美人鱼 | The Mermaid (2016)
The highest grossing Chinese film of all time is an absolute bonkers of a movie that nicely blends the elements of comedy, fantasy & romance into one utterly ridiculous, batshit crazy & delightfully entertaining feature while also packing in surprising level of heart & a thought-provoking message concerning our environment.
The Mermaid tells the story of a money-minded businessman who purchases a wildlife reserve for a sea reclamation project, and uses his sonar technology to get rid of the region’s aquatic life. The plot follows a young & beautiful mermaid who’s dispatched by her folks to kill him but both of them end up falling in love with each other.
Co-written, co-produced & directed by Stephen Chow (best known for Shaolin Soccer & Kung Fu Hustle), The Mermaid has all the craziness of his previous works, be it the absurd moments of hilarity, idiosyncratic characters or corny CGI effects which actually enhance the oddities of his flicks but even though the laughs are plentiful, it ultimately runs out of fuel after a while.
The film does make a weighty statement against environmental pollution in its own wicked manner although what actually surprised me was the tragic turn the plot takes in the second half which was unexpected but still a welcome move, for it gives the story a sense of direction while showcasing that beneath its farcical surface lies a rich, thoughtful & somewhat sensible tale.
The cast does a capable job of illustrating its whimsical characters, and the chemistry between the two leads only gets better as the story progresses. Its energetic camerawork is always trying to keep up with its maniacal moments. Editing allows its comical aspects to go a tad too far. Visual effects is cartoonish as mentioned before, while the background score is incompatible for the most part.

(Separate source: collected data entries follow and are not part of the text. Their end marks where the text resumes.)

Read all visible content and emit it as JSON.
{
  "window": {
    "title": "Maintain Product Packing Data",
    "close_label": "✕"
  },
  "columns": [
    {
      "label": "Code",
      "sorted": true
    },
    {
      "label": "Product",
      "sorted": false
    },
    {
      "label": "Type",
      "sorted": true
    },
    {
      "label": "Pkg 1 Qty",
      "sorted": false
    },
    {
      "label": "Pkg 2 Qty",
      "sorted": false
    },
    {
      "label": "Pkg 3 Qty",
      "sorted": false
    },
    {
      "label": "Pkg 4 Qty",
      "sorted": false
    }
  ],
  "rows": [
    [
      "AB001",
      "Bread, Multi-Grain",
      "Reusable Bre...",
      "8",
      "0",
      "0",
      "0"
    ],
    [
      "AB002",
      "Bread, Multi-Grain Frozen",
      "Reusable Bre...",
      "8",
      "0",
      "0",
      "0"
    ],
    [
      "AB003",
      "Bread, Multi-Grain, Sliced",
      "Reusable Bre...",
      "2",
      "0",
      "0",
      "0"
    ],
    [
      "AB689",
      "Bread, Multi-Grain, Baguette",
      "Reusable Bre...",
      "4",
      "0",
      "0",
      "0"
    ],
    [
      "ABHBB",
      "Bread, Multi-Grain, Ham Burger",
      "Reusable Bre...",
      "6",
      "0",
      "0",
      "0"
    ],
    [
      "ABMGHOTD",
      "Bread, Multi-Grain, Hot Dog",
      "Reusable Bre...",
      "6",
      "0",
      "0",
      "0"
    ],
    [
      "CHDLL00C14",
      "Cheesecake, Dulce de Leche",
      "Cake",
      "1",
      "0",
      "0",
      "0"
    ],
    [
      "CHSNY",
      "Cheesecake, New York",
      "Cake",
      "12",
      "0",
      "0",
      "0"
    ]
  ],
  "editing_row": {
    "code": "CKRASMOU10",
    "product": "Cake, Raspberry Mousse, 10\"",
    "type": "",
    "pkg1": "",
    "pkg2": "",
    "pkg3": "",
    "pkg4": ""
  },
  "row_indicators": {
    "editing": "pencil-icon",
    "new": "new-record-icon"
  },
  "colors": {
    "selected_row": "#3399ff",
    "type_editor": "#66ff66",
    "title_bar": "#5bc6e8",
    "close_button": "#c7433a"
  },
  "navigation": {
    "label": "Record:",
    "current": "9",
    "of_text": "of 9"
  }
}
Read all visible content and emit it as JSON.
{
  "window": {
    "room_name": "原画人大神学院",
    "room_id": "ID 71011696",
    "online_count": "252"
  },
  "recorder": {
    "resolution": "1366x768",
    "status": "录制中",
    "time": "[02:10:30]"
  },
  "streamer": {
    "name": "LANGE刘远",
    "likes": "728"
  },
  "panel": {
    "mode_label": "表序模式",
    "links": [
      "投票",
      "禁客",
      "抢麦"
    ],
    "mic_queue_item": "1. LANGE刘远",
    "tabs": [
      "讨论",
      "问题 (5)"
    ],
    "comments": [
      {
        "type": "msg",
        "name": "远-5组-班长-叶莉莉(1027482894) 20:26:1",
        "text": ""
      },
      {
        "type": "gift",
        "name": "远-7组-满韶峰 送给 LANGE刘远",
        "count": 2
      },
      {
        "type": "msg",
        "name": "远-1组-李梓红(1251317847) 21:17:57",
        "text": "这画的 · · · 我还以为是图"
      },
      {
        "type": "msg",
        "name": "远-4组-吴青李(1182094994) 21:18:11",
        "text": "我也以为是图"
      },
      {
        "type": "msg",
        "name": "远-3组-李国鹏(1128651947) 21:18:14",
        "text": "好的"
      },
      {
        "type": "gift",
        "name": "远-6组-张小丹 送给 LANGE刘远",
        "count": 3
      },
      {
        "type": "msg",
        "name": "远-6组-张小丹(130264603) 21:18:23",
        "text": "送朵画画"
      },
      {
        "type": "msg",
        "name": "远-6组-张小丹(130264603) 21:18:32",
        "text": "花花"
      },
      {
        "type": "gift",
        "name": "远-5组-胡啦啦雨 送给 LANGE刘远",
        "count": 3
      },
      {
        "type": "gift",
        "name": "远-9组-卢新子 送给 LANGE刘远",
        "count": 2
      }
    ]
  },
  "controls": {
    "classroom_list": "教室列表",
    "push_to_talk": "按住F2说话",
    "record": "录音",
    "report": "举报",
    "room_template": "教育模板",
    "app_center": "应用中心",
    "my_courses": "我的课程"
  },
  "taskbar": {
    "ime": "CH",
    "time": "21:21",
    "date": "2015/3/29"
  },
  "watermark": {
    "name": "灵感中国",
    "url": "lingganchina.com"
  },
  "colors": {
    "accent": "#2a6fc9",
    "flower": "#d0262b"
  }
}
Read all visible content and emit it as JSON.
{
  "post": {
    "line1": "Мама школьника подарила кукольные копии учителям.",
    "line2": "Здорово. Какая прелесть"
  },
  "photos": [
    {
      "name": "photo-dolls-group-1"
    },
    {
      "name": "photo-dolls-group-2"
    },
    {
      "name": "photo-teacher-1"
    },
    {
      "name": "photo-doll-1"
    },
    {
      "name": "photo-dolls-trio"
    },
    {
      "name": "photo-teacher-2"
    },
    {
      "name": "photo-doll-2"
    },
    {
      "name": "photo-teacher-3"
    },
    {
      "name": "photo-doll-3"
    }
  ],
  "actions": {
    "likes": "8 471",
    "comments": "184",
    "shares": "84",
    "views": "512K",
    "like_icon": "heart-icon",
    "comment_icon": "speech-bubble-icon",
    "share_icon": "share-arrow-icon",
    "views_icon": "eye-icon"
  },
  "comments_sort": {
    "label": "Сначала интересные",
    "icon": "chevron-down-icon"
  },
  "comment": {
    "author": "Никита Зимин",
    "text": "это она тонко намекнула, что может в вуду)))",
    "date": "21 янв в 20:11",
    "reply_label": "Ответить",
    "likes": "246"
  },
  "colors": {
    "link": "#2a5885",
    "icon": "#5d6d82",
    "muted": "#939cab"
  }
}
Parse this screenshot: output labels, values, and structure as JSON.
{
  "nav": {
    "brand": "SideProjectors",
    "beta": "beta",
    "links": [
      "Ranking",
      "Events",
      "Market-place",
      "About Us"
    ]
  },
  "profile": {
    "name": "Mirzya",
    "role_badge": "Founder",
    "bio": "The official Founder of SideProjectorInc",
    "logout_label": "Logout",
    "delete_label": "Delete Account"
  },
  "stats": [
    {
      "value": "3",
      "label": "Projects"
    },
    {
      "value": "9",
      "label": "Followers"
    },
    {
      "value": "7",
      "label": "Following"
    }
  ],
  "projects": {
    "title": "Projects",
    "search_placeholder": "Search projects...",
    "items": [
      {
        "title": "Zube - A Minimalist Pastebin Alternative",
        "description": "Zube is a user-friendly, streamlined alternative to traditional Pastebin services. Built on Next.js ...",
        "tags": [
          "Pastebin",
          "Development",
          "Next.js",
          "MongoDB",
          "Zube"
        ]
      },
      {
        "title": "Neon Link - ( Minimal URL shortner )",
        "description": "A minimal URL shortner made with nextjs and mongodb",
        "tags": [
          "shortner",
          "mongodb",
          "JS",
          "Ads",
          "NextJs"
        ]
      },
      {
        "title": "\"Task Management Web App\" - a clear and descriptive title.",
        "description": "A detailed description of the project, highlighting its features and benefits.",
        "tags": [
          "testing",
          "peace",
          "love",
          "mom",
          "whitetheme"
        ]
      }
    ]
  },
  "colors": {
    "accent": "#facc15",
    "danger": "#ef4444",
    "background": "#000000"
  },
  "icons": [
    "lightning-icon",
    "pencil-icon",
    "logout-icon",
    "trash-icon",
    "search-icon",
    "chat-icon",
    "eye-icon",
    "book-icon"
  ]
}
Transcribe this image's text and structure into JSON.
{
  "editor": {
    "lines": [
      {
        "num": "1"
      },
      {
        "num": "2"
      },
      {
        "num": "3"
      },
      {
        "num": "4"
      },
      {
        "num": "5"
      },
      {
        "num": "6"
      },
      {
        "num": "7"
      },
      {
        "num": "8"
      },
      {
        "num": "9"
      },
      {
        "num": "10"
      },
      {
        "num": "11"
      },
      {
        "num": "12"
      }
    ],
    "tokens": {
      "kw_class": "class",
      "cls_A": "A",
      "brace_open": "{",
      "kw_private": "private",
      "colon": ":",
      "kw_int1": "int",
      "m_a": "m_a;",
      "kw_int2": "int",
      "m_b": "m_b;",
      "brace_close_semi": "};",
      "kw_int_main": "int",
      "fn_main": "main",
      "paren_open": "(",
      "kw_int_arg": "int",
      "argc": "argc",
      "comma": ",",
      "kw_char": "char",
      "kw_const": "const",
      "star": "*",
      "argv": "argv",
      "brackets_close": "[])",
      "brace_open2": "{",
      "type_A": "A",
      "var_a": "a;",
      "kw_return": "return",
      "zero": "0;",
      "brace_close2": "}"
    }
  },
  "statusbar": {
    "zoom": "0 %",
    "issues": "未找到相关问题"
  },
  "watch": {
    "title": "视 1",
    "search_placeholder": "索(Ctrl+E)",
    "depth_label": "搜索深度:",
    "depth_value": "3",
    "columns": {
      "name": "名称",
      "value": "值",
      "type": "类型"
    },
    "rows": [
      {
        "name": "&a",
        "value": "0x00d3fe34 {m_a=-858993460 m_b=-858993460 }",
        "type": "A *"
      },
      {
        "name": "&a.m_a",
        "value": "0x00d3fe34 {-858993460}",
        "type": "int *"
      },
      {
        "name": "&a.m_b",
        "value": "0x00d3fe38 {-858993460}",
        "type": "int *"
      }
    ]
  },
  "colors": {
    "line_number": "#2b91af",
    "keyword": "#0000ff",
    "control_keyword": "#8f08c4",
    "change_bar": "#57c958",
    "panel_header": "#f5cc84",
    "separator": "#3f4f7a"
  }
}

On an overall scale, The Mermaid is another whacky entry from Stephen Chow that promises loads of laughter but everyone won’t be able to get on board with its eccentricity, for few will find it quite annoying while others will enjoy it for the same reason. It does work as a comedy, is touching as a romance & is overly fanciful at times yet Stephen Chow’s latest would have been far more rewarding had it settled for a more balanced narrative.